The Mudcat Café TM
Thread #103975   Message #2124323
Posted By: Q (Frank Staplin)
12-Aug-07 - 04:03 PM
Thread Name: Arabic & African names in English songs & stories
Subject: RE: Arabic & African names in English songs & stories
My remarks re 'Cuffee' in the minstrel song were meant merely to indicate that there were other sources for the name- English as well as the African name. I do not presume to know which was in the mind of the composer of that stage routine.

I used "Islamic' instead of Arabic for the names, and selected a site with that heading, because many peoples of that faith object to being classed as Arabic- perhaps like African-Americans now prefer that term to the generic Negro.
Farsi-speakers object to their language being called Arabic, although it is 'Arabicized Parsi,' to use a phrase (the most widely spoken language in Iran- about 50%). The Arabic influence came in about 900 years ago. Farsi Iranians call their language Indo-Iranian. See, the whole world is becoming PC!
The Sephardic Jews, living under tolerant Muslim rule in Spain and cast out with them when the Christians took over, have no objection to calling their Spanish-based mixed language Arabic-influenced.

Here is the list of Female Islamic names. (There are many varied spellings, not taken into account). Sorry, that is not an easy website to move around in, no link from male to female names. www.geocities.com/~abdulwahid/muslimarticles/names_arabic_female.html

Female names

-din (deen) is complex. It is generally cited as 'way, or path, way of life'; probably Aramaic, the Hebrew word from the same source but via the Persian Zoroastrian word den, which meant the system of ritual practices of that religion.
In Islam, it encompasses the totality of a Muslim's faith and the code of conduct necessary to obey Sharia. In essence the term means Islam.

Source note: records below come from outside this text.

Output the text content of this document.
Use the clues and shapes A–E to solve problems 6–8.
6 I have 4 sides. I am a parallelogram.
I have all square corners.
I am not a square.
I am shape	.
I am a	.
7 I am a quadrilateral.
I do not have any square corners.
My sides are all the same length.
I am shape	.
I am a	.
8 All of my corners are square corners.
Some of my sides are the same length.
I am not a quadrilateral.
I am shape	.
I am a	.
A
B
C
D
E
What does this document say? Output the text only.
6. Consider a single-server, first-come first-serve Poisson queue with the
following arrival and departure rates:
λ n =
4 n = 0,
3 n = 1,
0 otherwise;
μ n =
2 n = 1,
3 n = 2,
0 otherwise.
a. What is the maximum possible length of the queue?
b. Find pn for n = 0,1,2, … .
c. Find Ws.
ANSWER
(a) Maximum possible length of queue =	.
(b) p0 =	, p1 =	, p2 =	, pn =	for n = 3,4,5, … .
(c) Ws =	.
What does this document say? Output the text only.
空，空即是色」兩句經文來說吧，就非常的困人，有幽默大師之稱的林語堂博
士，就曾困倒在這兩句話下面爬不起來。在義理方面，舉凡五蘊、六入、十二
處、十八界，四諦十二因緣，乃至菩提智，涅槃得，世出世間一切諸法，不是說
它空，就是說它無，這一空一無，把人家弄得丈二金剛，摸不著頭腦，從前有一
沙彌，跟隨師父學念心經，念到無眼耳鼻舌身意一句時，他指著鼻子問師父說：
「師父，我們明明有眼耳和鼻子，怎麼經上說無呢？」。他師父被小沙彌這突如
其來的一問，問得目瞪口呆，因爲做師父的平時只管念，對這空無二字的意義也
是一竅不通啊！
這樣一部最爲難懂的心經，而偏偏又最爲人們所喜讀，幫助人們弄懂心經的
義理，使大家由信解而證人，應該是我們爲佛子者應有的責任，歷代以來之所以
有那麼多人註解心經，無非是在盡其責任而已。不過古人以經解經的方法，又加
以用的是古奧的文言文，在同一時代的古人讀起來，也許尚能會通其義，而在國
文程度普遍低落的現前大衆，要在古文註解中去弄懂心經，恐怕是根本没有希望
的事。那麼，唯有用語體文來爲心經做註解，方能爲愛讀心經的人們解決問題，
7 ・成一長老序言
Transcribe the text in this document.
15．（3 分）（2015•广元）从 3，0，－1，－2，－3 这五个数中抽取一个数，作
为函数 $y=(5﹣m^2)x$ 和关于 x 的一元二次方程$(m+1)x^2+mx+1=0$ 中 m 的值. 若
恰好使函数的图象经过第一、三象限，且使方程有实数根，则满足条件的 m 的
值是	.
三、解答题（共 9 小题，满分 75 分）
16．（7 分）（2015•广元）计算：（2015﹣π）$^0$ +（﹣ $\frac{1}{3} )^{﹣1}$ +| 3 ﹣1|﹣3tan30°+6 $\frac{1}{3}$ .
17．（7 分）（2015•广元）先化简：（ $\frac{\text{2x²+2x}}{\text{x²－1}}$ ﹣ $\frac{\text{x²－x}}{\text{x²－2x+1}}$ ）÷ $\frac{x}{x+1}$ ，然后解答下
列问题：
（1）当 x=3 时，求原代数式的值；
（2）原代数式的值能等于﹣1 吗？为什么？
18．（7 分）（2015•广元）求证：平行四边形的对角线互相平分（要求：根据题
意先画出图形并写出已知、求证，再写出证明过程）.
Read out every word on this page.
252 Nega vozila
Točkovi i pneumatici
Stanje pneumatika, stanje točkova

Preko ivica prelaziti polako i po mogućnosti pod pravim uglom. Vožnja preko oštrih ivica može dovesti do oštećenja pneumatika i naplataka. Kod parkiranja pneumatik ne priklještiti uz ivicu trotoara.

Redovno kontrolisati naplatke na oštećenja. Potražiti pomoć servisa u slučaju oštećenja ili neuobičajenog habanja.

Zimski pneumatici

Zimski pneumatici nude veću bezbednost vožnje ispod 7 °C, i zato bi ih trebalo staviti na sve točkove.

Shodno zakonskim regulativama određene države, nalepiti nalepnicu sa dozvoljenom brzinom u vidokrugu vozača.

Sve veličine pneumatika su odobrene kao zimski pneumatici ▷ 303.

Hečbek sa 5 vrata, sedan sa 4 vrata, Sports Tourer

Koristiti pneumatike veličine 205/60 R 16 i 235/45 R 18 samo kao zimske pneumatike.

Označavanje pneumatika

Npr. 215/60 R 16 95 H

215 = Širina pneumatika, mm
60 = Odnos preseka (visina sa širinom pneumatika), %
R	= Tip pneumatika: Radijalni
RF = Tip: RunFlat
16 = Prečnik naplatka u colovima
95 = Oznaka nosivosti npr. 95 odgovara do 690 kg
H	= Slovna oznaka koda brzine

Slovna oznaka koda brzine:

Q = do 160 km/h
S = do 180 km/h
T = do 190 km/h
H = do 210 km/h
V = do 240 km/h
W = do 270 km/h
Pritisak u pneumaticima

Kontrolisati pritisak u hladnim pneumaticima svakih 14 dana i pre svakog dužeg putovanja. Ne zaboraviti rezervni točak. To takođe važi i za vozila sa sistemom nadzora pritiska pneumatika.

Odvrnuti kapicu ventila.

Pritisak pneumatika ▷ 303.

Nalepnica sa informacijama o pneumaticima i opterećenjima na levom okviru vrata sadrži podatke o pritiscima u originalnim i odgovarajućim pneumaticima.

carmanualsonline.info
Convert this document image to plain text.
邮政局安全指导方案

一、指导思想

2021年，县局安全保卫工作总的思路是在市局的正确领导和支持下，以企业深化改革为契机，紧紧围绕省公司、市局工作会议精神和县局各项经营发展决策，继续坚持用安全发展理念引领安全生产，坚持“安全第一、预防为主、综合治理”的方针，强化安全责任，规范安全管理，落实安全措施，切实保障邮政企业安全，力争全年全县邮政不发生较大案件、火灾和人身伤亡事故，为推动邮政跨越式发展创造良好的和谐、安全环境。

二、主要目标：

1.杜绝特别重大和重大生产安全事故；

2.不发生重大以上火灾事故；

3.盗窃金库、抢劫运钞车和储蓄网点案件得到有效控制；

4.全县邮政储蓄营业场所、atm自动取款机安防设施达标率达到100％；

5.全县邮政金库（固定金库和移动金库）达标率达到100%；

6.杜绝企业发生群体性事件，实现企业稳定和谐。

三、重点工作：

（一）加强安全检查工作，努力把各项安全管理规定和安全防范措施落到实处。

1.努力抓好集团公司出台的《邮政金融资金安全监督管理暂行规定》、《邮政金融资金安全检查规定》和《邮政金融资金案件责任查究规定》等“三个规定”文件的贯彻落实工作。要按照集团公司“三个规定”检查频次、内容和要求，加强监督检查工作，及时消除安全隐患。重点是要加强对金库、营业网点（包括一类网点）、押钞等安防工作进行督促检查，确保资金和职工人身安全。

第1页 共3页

Modern religious writers transliterate -din as deen when they speak of the totality of the faith.
The word can mean (or has meant) mastery, obedience, allegiance.
As I posted earlier, 'Ala al din basically means nobility of faith ('Ala often mis-spelled as Ala'). The ' indicates pronunciation from the back of the mouth, unlike the ' in Hawai'i which indicates a full glottal stop.
The word also has a European origin (see below).

English is the most agglomerative and inventive language in the world, as the 20 thick volumes of the current Oxford English Dictionary show. I doubt that a single language or dialect has not had a word, or words adopted from it and absorbed into English.

-din offers problems since din (dun) from the Celtic-Teutonic-Old English has no relationship with din (Aramaic and whatever divergent derivations and shades of meaning it has when lumped into 'Arabic.').

Getting back to the SUBJECT stated for this thread, I can't think of many surnames or first names of people in the songs. If names of foods and objects other than names of persons are considered, there are many African words.
Songs using Asian and African words, often wrongly, exist and some have been named (Abdul Abulbul Amir- sp.?, etc., but offhand I can't recall many.
There is "Miserlu," a Sephardic song from the Middle East, uncertain provenance, which also got to Greece as a dance. And several with "Ali." But many names seem to be rather recent occurrences in English (Black Muslims, and the revival of interest in African roots, etc.).

Salome and Solomon (Salman) are Hebrew, probably Aramaic, also adopted into Arabic and cultures that became Islamic. The names appear in some songs.